The game ends 110-101. Ugly it was. Every inch of it was sludgy and hard to handle and that’s the beauty of it. This league isn’t roses and paved paths; sometimes it’s going to be cracked cobbles and sharp edges. The Memphis Grizzlies, in tatters as they are, have retained their ability to make every night a graft. They’re lacking in talent, but it’s hard to question their heart this season and they displayed all aspects of it in this game.
They leaped out of the gates with 14 unanswered points and, even when the Wolves finally found their fists and started to punch back, Memphis was slicing through their tired-looking defense and outgunning them in transition and on the offensive glass. For a quarter or two there it certainly felt like this game was destined to be ugly in an entirely different way.
Just as hope seemed to be drifting away, however, the Wolves found their bite and gnashed the Grizzlies into shreds. Memphis never stopped fighting, but once Minnesota finally found a foothold on the game their quality prevented the finish from ever feeling truly jeopardous.
Ugly wins. Bank them and forget them.
Mike Conley: 4/10
Even with his minutes being expertly managed and his workload being lightened with the addition of Monte Morris and the sprinkling of Jordan McLaughlin, Conley still sort of felt like a bit of a graybeard in a game made for fresh faces and young legs.
He still had a smattering of skip passes to corner shooters or pick-and-roll possessions where he played the helper for a Rudy Gobert roll, but he was invisible as a scorer and often rooted to the floor defensively.
If waning on a night like this means he finds himself waxing against more menacing teams on more important nights, then we can all shake hands on that deal.
Finished with 4 points (41% TS), 5 rebounds, 7 assists and 2 turnovers in 28 minutes — -17.2 net rating.
Anthony Edwards: 10/10
Only superstars have nights like this.
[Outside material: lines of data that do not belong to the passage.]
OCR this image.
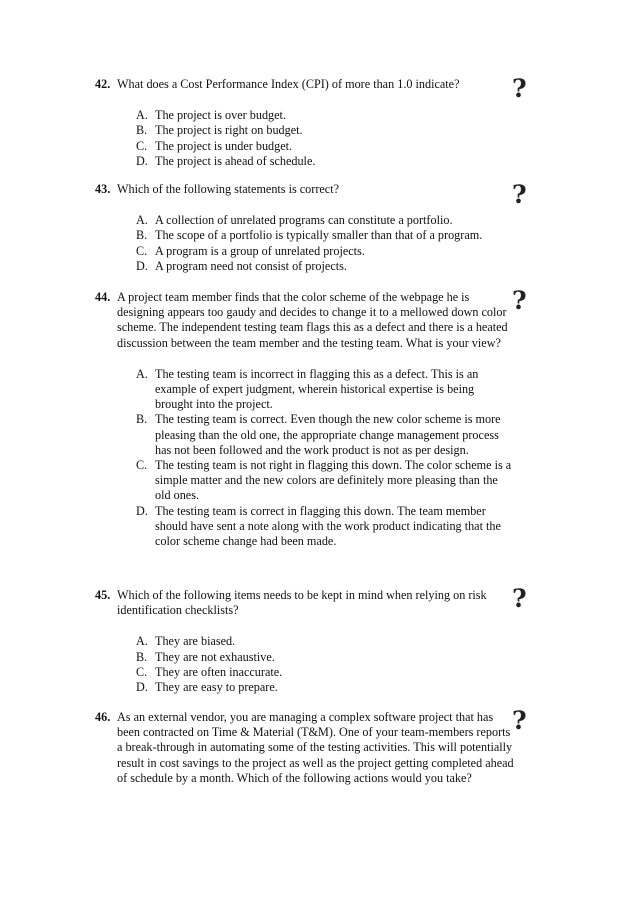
42. What does a Cost Performance Index (CPI) of more than 1.0 indicate?
A. The project is over budget.
B. The project is right on budget.
C. The project is under budget.
D. The project is ahead of schedule.
?
43. Which of the following statements is correct?
A. A collection of unrelated programs can constitute a portfolio.
B. The scope of a portfolio is typically smaller than that of a program.
C. A program is a group of unrelated projects.
D. A program need not consist of projects.
?
44. A project team member finds that the color scheme of the webpage he is designing appears too gaudy and decides to change it to a mellowed down color scheme. The independent testing team flags this as a defect and there is a heated discussion between the team member and the testing team. What is your view?
A. The testing team is incorrect in flagging this as a defect. This is an example of expert judgment, wherein historical expertise is being brought into the project.
B. The testing team is correct. Even though the new color scheme is more pleasing than the old one, the appropriate change management process has not been followed and the work product is not as per design.
C. The testing team is not right in flagging this down. The color scheme is a simple matter and the new colors are definitely more pleasing than the old ones.
D. The testing team is correct in flagging this down. The team member should have sent a note along with the work product indicating that the color scheme change had been made.
?
45. Which of the following items needs to be kept in mind when relying on risk identification checklists?
A. They are biased.
B. They are not exhaustive.
C. They are often inaccurate.
D. They are easy to prepare.
?
46. As an external vendor, you are managing a complex software project that has been contracted on Time & Material (T&M). One of your team-members reports a break-through in automating some of the testing activities. This will potentially result in cost savings to the project as well as the project getting completed ahead of schedule by a month. Which of the following actions would you take?
?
Not just stars, not All-Stars, not budding stars. Superstars. Sure, you can point to Memphis and how they suck and the relative insignificance of this game. Point your fucking heart out. But what he does is superstar shit and there is no denying it.
The way he breaks free from the chains of a sleepy beginning. The way he incessantly pumps raucous atmosphere into the building with his athletic feats and his shot-making wonder. The way he realizes that nothing good is going to come from this game if Jaren Jackson Jr. continues massacring them, demands to defend him, and then puts him in an unending chokehold while burning Memphis’ defense alive on the other end.
He has transcended his own lofty standards. Even on nights when he threatens to sleepwalk, he ends up sprinting to the finish line and dragging his team along with him.
Finished with 34 points (65.8% TS), 2 rebounds, 4 assists and 4 turnovers in 40 minutes — +8.3 net rating.
Jaden McDaniels: 10/10
Needed it. The team needed it. The fan base needed it. Most of all, he needed it. This slump that he’s been floundering in was bound to end at some point and it feels glorious to bask in the rays of a new and brighter day.
This was a game that needed drudgery. Demanded it. He had it in spades. And he reveled in it all. Whenever a momentum-shifting defensive play unfurled he was at the nucleus of it; swatting the shit out of everything or making a play in the passing lanes or putting Santi Aldama in a backcourt torture chamber to cause a late-game eight second violation.
The best part was his offensive liberation, though. That’s what the team needed and we needed and he needed. He finally watched a couple of corner three-balls find their home, he swooped down the lane for a few finishes at the rim, and he was able to sprinkle some impact in as a ball-handler and playmaker without turning the ball over.
Long may this continue.
Finished with 12 points (85.7% TS), 2 rebounds, 3 assists and 3 blocks in 34 minutes — -0.1 net rating.